Claudio Ranieri, Leicester
Sześć murali zamówiło miasto Leicester po mistrzowie Anglii w 2016 roku. Jeden z nich przedstawiał Claudio Ranieriego w stroju Cezara i napisem „Veni Vidi Vici”. Inny, zdecydowanie największy i najbardziej widowiskowy przy Kate Street też wyeksponował włoskiego trenera, ale już w otoczeniu piłkarzy. Mamy tam m.in. Okazakiego, Mahreza i Kante. Rok temu pojawiła się informacja, że mural może zniknąć z powodu nowego właściciela budynku.
Reprezentacja Portugalii, Portimao
Conquista o Sonho. Zrealizuj marzenie. W ramach tego projektu dwa lata temu, tuż przed mundialem w Rosji stworzono piękny mural z twarzami Cristiano Ronaldo, João Moutinho, Bernardo Silvy i Williama Carvalho. Zobaczyć go można na południu Portugalii, przechadzając się niedaleko plaż Portimao.
Francesco Totti, Rzym
Francesco Totti lubi powtarzać, że Rzym jest tak piękny, że gdyby mógł wybrać jedno marzenie, poprosiłby o tydzień anonimowości, by zajrzeć w każdy tutejszy zakamarek.
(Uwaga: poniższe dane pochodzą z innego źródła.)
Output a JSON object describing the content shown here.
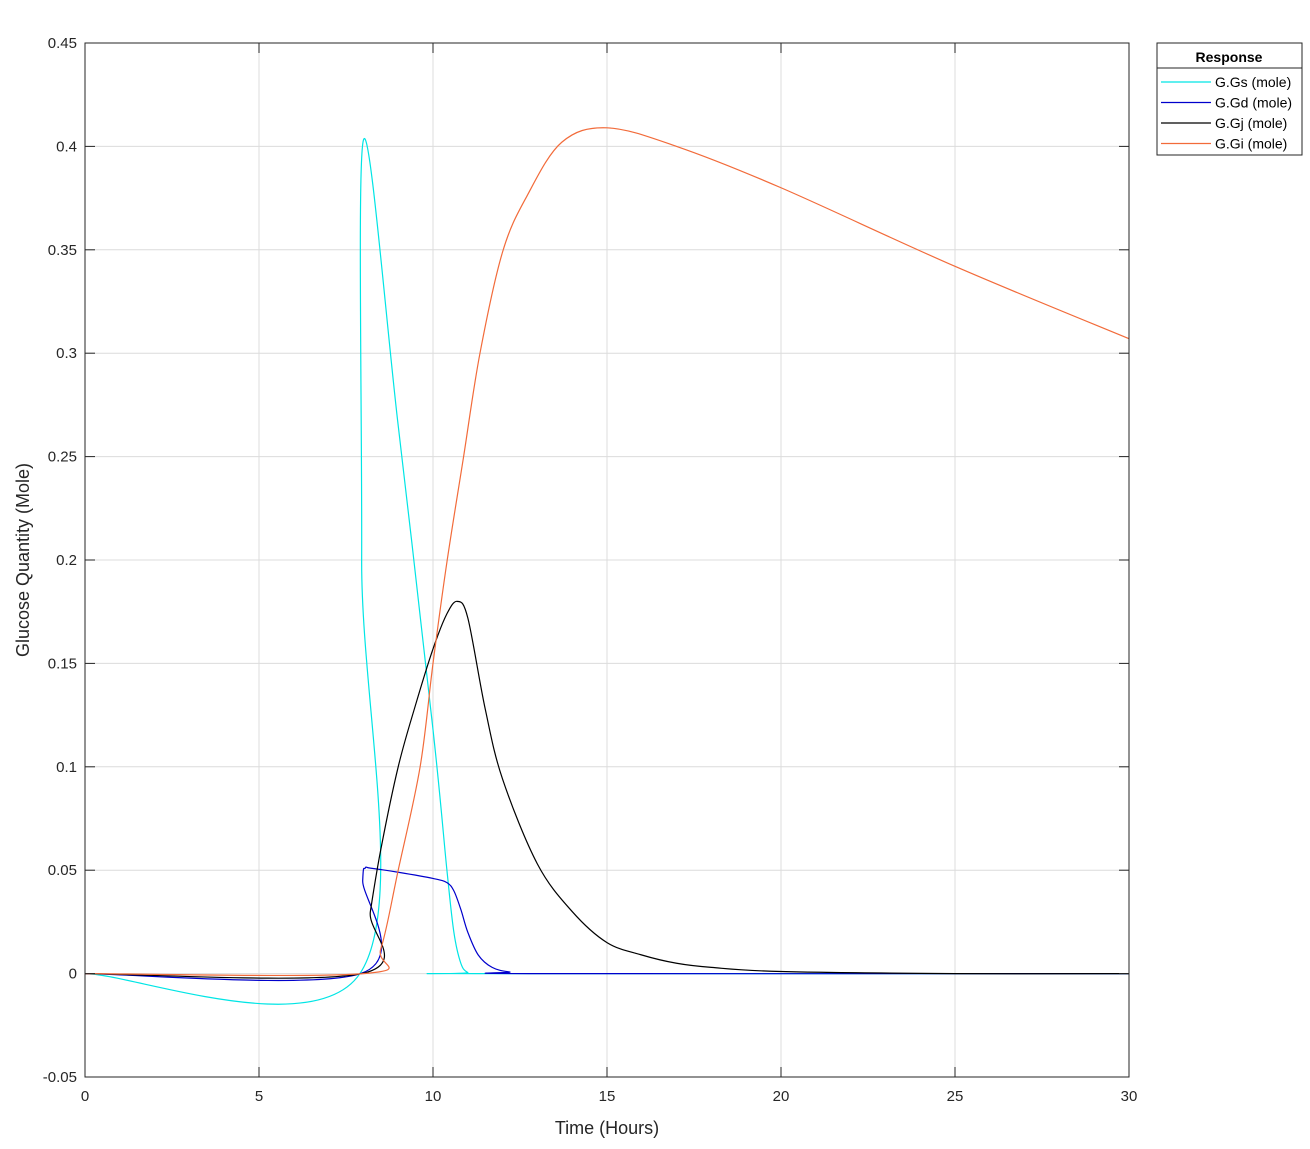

Zobaczyłby wtedy z bliska również własne murale. Najpopularniejszy mieści się w centrum Rzymu, niedaleko Piazza Navona i przedstawia Tottiego jako franciszkańskiego zakonnika w towarzystwie gołębi.
Johan Cruyff, Amsterdam
Cruyff w książce „My Turn” słusznie pytał: „Jak myślisz, gdzie nauczyłem się grać w piłkę?”. Przy Akkerstraat 32 w amsterdamskim Betondorp (Betonowa Wioska) do dziś odbijają się te słowa. Tu wszystko jest „cruyffowe”. Tabliczki, murale, nawet most, którym szedł na Ajax – też jest Cruyffa.